Section titled “Step 2 — expand to all 175 countries with PPP”
Terminal window
gplay baseplans prices convert \
--package com.example.app \
--subscription-id pro \
--base-plan-id monthly \
--from-region US

convert uses Google’s PPP tables. Your $9.99 US price becomes:

  • India: ₹499
  • Brazil: R$19.90
  • Japan: ¥1,500
  • Turkey: ₺149
  • Argentina: AR$4,999
  • Nigeria: ₦4,500
  • … 170 more.

You can review the whole set:

Terminal window
gplay baseplans prices list \
--package com.example.app \
--subscription-id pro \
--base-plan-id monthly \
--output table

Override any single country:

Terminal window
gplay baseplans prices set \
--package com.example.app \
--subscription-id pro \
--base-plan-id monthly \
--region GB \
--price-micros 7990000 # £7.99 flat, not the PPP-converted £8.53

Step 3 — sync RevenueCat prices to match

Section titled “Step 3 — sync RevenueCat prices to match”

Once Google Play has the prices you want, tell RevenueCat to align iOS to match:

Prompt your AI agent (Claude Code, Cursor, or any of the 12 supported agents):

Using the RevenueCat MCP, equalize subscription prices for the “default” offering so the App Store side matches what’s now on Google Play. Show me the diff before executing.

Under the hood the agent calls RC MCP’s equalize-subscription-prices — it reads Play Store prices as the source of truth and adjusts App Store prices to match after fee-and-currency normalization.

Full round trip: gplay writes to Google Play → RC observes → RC MCP equalizes App Store.

Prices drift over time. Google changes its PPP tables (sometimes materially). Local currency swings. Store fee changes.

Weekly audit prompt:

Compare the current Google Play prices for com.example.app pro subscription against the anchor ($9.99 US monthly) using PPP tables from 3 months ago. Flag any country where the current price is more than 15% off the recomputed PPP.

The agent chains gplay baseplans prices list → PPP math against the anchor → diff report.

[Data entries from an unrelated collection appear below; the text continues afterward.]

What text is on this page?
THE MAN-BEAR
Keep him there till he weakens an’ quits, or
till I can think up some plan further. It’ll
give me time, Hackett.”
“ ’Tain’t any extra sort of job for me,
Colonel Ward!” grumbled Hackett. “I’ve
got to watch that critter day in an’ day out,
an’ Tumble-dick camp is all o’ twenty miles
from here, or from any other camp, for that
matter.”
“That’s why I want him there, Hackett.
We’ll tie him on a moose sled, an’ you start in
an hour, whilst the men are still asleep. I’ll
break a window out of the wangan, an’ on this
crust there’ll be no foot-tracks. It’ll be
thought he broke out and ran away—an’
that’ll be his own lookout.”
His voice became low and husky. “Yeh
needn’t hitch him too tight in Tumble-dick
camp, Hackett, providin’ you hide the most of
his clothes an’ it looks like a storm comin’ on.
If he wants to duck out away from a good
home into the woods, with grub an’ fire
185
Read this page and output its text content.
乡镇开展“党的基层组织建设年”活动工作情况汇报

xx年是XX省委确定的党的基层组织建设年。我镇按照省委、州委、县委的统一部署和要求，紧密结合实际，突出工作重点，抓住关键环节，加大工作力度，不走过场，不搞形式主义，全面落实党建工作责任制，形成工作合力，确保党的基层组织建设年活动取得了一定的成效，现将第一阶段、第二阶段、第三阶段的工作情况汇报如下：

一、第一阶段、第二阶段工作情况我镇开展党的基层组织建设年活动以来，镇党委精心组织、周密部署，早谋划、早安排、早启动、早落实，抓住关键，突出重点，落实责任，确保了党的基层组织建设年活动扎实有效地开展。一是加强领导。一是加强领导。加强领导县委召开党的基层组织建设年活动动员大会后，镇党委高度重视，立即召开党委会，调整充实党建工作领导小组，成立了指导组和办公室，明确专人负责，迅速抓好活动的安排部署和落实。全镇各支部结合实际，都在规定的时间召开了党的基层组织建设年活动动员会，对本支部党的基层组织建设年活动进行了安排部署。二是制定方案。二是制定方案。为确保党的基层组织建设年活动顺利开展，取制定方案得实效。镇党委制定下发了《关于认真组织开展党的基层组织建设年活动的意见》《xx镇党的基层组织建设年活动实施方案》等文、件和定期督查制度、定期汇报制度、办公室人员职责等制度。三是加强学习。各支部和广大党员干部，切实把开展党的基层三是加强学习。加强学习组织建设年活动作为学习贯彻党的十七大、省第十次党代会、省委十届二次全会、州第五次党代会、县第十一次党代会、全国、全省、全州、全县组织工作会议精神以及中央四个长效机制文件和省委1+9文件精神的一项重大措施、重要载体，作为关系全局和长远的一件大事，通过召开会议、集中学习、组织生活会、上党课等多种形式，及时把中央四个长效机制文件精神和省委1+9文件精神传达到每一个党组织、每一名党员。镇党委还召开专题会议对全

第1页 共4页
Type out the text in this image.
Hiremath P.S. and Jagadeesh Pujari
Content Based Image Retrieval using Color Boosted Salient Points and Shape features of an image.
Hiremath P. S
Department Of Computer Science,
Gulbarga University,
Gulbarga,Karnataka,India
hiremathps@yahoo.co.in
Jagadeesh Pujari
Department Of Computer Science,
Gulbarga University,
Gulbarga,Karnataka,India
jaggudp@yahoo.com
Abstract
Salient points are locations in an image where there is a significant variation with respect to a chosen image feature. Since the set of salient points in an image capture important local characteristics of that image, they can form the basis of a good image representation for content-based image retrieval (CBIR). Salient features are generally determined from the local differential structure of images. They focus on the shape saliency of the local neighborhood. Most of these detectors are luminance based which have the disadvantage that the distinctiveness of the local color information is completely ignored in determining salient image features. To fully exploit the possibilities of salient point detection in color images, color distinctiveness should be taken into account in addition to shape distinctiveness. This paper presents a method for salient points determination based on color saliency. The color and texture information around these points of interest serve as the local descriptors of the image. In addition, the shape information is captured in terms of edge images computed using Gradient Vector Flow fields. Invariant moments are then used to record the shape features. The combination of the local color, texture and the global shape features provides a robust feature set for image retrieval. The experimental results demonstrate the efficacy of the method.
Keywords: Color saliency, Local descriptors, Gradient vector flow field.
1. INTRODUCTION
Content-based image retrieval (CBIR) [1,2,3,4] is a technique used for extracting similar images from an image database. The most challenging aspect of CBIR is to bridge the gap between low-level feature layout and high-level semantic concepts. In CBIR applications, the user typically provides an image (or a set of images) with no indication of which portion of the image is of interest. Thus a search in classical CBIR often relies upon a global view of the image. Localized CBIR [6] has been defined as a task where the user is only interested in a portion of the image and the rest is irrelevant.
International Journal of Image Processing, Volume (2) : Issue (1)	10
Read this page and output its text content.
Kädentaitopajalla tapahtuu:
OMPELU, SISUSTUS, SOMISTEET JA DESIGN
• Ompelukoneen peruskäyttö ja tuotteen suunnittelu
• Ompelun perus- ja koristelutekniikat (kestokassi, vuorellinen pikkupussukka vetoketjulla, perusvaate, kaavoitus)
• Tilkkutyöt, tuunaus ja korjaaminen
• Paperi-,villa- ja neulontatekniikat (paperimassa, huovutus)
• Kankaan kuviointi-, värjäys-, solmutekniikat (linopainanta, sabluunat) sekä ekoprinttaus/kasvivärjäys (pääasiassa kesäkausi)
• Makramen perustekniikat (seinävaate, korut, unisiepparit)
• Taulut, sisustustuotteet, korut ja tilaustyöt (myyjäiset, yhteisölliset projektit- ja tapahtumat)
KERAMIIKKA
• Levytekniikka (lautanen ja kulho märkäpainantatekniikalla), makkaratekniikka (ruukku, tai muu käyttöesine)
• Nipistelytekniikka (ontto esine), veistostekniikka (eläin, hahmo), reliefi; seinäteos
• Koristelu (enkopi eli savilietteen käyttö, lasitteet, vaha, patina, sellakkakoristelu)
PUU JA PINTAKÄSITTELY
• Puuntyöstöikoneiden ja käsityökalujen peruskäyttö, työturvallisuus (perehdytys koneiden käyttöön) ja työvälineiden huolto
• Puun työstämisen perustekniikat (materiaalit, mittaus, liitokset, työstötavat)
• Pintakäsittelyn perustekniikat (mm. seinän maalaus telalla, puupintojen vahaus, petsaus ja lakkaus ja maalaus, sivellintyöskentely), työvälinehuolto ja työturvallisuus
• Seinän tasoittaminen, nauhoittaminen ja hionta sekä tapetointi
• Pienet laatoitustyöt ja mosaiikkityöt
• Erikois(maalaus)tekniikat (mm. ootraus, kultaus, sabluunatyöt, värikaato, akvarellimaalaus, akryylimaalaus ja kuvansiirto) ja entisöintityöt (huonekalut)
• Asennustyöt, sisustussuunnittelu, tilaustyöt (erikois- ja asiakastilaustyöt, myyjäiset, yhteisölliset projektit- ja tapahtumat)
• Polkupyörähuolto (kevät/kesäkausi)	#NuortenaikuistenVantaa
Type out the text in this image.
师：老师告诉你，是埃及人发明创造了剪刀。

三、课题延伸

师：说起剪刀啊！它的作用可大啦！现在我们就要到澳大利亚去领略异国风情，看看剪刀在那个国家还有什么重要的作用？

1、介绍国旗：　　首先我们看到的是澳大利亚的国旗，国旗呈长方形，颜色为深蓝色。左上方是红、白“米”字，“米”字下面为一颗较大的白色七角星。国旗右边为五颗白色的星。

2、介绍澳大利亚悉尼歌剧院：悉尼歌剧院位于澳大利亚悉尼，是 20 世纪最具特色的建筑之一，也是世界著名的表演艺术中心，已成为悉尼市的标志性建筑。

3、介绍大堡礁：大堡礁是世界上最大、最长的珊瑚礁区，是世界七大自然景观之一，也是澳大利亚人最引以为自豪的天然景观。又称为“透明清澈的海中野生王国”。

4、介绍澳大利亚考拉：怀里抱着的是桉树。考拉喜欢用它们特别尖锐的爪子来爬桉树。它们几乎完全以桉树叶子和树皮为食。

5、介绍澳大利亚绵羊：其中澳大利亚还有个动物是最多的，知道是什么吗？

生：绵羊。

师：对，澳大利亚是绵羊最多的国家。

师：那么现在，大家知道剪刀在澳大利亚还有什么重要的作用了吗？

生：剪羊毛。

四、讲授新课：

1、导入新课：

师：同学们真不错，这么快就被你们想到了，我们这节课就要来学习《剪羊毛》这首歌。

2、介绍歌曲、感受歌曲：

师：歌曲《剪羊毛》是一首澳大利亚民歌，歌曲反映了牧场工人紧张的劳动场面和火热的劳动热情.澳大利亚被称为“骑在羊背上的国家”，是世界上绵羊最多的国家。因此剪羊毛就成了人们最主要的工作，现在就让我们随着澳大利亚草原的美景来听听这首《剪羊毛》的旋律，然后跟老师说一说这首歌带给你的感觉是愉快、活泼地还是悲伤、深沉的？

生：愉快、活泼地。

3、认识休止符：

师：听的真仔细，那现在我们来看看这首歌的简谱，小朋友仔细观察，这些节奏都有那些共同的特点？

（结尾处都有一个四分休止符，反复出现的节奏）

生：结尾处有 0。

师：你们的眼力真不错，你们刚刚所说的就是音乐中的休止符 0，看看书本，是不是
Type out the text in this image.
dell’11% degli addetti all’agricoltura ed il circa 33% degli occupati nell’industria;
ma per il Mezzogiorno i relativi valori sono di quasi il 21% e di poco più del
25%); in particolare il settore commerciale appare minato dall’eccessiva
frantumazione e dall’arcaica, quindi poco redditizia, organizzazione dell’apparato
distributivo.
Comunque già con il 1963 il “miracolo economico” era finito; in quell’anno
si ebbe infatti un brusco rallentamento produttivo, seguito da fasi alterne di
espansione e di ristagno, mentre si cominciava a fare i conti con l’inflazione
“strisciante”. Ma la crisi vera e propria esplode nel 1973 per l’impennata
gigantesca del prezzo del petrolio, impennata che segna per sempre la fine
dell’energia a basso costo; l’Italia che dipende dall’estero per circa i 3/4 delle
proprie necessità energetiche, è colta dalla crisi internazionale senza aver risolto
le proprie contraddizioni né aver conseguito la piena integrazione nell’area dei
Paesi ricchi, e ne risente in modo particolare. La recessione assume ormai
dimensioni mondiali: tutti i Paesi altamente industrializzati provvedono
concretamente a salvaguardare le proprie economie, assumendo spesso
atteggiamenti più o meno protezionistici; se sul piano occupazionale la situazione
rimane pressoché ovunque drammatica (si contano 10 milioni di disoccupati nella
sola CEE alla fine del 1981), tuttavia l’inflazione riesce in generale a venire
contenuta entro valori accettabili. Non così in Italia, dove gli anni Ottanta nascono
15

You can also cross-reference with RevenueCat’s revenue metrics:

For countries where the Play price is >15% below the PPP anchor, pull the last 30 days of RC revenue metrics. Are we leaving money on the table?

RC MCP get-revenue-metric filtered by region → agent computes revenue-per-user against the reduced-price cohort.

When you decide to raise US monthly from $9.99 to $12.99, you want the change to propagate cleanly.

Prompt:

Change Google Play US monthly price for pro subscription to $12.99, propagate via PPP to all other regions except IN and BR (keep them at current), then equalize RevenueCat so iOS matches. Show the full diff — old vs new for every affected region and every affected RC package — before executing.

Chains:

  1. gplay baseplans prices set --region US --price-micros 12990000 (dry-run)
  2. gplay baseplans prices convert --from-region US --exclude IN,BR (dry-run)
  3. gplay baseplans prices list → diff vs pre-state
  4. You approve.
  5. Steps 1-2 re-run for real.
  6. RC MCP equalize-subscription-prices triggers iOS equalization.
  7. RC MCP list-prices to confirm alignment.

A price change that used to be a ticket handed between finance, product, and the mobile team is now a prompt.

What Fastlane and gradle-play-publisher can’t do

Section titled “What Fastlane and gradle-play-publisher can’t do”

Neither supports subscription pricing at all. This isn’t a gap — they were built for a different scope. But if you’re doing anything with subscriptions, they’re not part of the toolchain.

gplay covers the full monetization surface; combined with RC MCP, that surface stretches across both stores.

Terminal window
brew install tamtom/tap/gplay
gplay setup --auto

Set up the RevenueCat MCP in your agent. Install the PPP pricing skill so your agent knows the anchor-and-convert pattern by default:

Terminal window
npx skills add tamtom/gplay-cli-skills

Full base plan pricing reference at /reference/baseplans/. Try the audit prompt above against your live subscriptions — most teams find at least three countries out of sync on the first run.